Appice sarà quello che sarà, ma quando si siede ai tamburi picchia ancora come un fabbro, Kunes è un cantante sufficientemente potente ed espressivo e le parti chitarristiche non sono disprezzabili, anche se qua e là i suoni sono un po’ tagliati con l’accetta. Si parte in maniera potente con la title track, rock-blues roccioso con reminiscenze zeppeliniane sia nel sound che nel cantato: forse il songwriting non è proprio di prima scelta ma lo scopo viene comunque raggiunto grazie ad una buona tecnica ed una discreta dose di feeling. Papa Was A Rolling Stone è proprio la vecchia hit dei Temptations, anche se qui il pezzo viene completamente stravolto diventando una rock song sanguigna alla quale l’armonica dona un sapore blues; All Shook Up invece non è quella di Elvis ma una canzone nuova, un rock’n’roll con chitarre al vento e steroidi a mille, mentre Poison In Paradise è una riuscita ballatona elettrica dai forti umori blues, notturna, cadenzata e sinuosa.
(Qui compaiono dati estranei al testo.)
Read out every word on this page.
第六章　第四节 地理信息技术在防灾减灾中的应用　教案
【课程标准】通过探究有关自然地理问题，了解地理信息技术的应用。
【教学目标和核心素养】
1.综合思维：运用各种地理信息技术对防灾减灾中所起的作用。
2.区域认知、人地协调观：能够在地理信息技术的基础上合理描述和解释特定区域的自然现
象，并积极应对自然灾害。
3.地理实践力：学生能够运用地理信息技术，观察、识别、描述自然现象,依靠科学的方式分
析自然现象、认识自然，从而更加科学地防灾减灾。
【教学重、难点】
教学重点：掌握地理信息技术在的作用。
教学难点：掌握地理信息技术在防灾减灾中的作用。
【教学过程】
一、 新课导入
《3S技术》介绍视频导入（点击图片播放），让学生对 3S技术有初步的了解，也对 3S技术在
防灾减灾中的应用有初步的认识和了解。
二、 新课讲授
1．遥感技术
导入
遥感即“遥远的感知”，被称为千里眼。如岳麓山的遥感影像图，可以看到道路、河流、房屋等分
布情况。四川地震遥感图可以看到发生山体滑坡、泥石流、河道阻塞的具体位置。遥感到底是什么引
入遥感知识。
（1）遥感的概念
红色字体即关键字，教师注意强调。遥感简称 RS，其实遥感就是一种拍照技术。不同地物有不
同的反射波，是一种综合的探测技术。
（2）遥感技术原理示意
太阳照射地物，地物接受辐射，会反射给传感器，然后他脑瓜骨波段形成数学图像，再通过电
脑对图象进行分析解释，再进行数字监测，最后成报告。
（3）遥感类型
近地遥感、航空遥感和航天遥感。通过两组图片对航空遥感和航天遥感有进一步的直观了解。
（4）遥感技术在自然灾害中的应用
Con Third Time Gone si torna a pestare duro, ma il suono di fondo ha forti connessioni southern, a differenza delle solide Shake That Thing e Primitive Touch che rimandano ancora all’ex gruppo di Page & Plant, pur non raggiungendo gli stessi livelli di eccellenza (e ci mancherebbe). Preaching Woman Man Blues è appunto un buon blues saltellante, adatto per la voce arrochita di Kunes ed abbastanza coinvolgente grazie anche all’ottima prestazione di tutta la band; Elevation, puro hard rock ancora dalle tinte blues, porta al pezzo centrale del CD, ovvero la lunga Suite 1 And 2: Everlong, All The Madmen, rock ballad soffusa e quasi psichedelica che rimanda decisamente al sound di fine sixties, con la chitarra di Warren che nel finale si erge a protagonista assoluta. La vivace Headed For A Fall, puro blues dal ritmo acceso, ed il rock anni 70 di Wear It Out chiudono un disco che, pur non essendo affatto imprescindibile, è molto meglio di quanto avessi previsto.